In software development there is this pitfall known as pre-optimization, which is the attempt to make code more efficient before it has even been proven to be a problem. I have been careful not to fall into this trap and I think I have done a reasonably good job at it. So much so that this past week I noticed that the game was running under 60 fps. Next thing I knew I was waist deep in a code profiler, the debugger, and my paper notepad filled with ideas. In the end I came out victorious with three beasts slain at my feet and Kelley wearing a tightly corseted gown, gratefully clinging to my muscular arm.
The first of the three, the lighting system, was a tricky one. The lighting is made up of thousands of tiny squares called subtiles. Each square is 4×4 pixels which means there are 16 of them in a single tile. That means if the resolution is only 1280×1024 then there are 81920 subtiles. That’s a lot! I have some awesome algorithms to calculate the lighting at blazing speeds, but when it came to rendering them, I didn’t have much optimization I could make.
After an arduous journey to the top of a mountain, I sat in meditation for 3 days until the solution was given to me in a vision. A great deal of the tiles are a solid value – either pure black or pure white. With this I made light represented by a solid tile and only broke it down into subtiles if the tile needed multiple values. After a day of rewriting a large portion of the lighting system to handle this concept, I was greeted with a constant 60fps, up from the lowly 40~fps. The first beast was slain and onto the next I galumphed!
The second beast was one I had been avoiding for awhile for no real reason – tile blending. Tile blending is a cool concept I came up with awhile back that helps smooth the transition from one tile type to another.

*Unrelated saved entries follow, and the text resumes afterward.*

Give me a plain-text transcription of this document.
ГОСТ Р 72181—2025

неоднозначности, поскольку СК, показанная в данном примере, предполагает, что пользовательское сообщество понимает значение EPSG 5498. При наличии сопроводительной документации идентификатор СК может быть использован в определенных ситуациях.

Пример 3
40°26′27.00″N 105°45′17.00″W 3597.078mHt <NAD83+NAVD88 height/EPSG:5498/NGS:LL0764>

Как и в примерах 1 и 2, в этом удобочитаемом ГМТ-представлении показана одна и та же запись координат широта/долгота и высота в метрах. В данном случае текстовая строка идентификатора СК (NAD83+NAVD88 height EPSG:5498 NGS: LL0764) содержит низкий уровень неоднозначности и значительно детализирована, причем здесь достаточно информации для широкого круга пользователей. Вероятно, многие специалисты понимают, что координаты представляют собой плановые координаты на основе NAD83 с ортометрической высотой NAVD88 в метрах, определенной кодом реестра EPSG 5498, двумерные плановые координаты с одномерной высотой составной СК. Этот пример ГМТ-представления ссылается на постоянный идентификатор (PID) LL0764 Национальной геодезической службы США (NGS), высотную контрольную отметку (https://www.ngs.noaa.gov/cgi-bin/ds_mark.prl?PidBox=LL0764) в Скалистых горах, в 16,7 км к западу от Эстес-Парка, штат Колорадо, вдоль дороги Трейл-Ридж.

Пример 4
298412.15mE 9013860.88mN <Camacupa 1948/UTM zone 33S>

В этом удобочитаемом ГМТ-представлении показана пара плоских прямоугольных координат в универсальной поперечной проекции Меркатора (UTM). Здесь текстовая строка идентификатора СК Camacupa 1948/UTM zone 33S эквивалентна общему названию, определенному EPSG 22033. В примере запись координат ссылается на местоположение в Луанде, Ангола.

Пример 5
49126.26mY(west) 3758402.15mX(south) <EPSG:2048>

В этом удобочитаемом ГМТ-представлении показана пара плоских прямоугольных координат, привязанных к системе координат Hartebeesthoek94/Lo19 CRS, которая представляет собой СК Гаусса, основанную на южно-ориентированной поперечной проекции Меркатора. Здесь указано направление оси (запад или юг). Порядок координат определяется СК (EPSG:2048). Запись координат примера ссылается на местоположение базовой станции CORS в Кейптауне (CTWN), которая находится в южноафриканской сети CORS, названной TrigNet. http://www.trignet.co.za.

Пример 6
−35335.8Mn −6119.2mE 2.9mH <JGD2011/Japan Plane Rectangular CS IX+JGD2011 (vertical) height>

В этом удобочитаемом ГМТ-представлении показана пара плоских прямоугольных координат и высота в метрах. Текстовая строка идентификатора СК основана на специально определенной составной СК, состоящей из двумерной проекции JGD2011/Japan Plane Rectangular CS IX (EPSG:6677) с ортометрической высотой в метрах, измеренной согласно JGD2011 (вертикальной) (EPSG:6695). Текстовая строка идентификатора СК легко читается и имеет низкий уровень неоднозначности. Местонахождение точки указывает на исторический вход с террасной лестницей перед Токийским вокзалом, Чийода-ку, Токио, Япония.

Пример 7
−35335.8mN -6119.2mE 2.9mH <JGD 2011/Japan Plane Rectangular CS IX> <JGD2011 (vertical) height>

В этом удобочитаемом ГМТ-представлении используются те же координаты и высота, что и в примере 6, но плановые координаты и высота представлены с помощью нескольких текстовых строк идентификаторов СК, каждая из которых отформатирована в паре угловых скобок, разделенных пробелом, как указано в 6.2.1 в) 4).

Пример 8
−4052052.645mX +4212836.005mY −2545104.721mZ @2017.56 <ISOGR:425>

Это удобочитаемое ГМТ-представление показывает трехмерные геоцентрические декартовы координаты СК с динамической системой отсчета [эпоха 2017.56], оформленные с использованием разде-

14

Each tile type has a priority. When a tile is drawn it checks its four direct neighbors and if it has a higher priority then it slightly draws over that neighbor. The problem with this is that I was comparing the tile priorities every frame, slowing down the fps rate.
Fortunately a profound solution was not required this time. I made the exchange of memory for cpu. Now every tile is caching if it has priority over each neighbor using a bitwised enum stored in a single byte. Since I only have a fraction of the world loaded at a time this is not such a bad thing. And on I went to the final beast.
The last of the beasts is the world generation. We’ve been building onto the world generation for awhile now (and it’s still in progress) and it started to get way too slow. It was taking nearly 2 minutes to generate just a small world. So I unsheathed my mighty brain powers and did what I do best – code!
I quickly found that this beast was no ordinary beast. It was a hydra and had three issues that I had to cut through. Before getting into the gory details, I’ll give a brief overview of how the world generation works. First the world terrain is created and everything is either dirt or sky. Then the “world” biome is placed down which is a pass over the entire world such as adding in other tile types such as silver and gold. After this all of the biomes are laid out and each performs its own actions to reshape its allotted area.
The first and remaining issue is that the first step, the terrain generation, takes about 98% of the processing time. The way I am generating the terrain, through the Accidental Noise Library (ANL), is just very slow. There are likely optimizations I can make, I just need to continue hacking.
Another issue that really started slowing things down was the way we were placing down all of the tiles during the world biome pass. I would randomly calculate an area to place the tiles in and then generate a circle with noise once again going through ANL. Doing this a few hundred times was just too much. I realized that I did not really need to generate a new circle with noise every time. No one would notice if we reused the same ones especially if we stretch and flip them. Thus the concept of “stamps” was born. Stamps can either be created from noise generation as before or from an image.
The final issue was with an unmentioned feature/tool – creating an image out of the generated world. I put this together so it would be easier for us to iterate on the world generation. But there was a problem with it… It was taking 30 seconds. It was still worth it but still – ouch! I quickly verified that the part I suspected was indeed the culprit. Reading through all of the tiles and converting them into a color to save to the image was taking 99% of the time. This was written in python so I moved just this part into C++. It went from 30 seconds to roughly 1 second. Victory was mine!
Needless to say, I’m covered in the bloody remains of ones and zeros.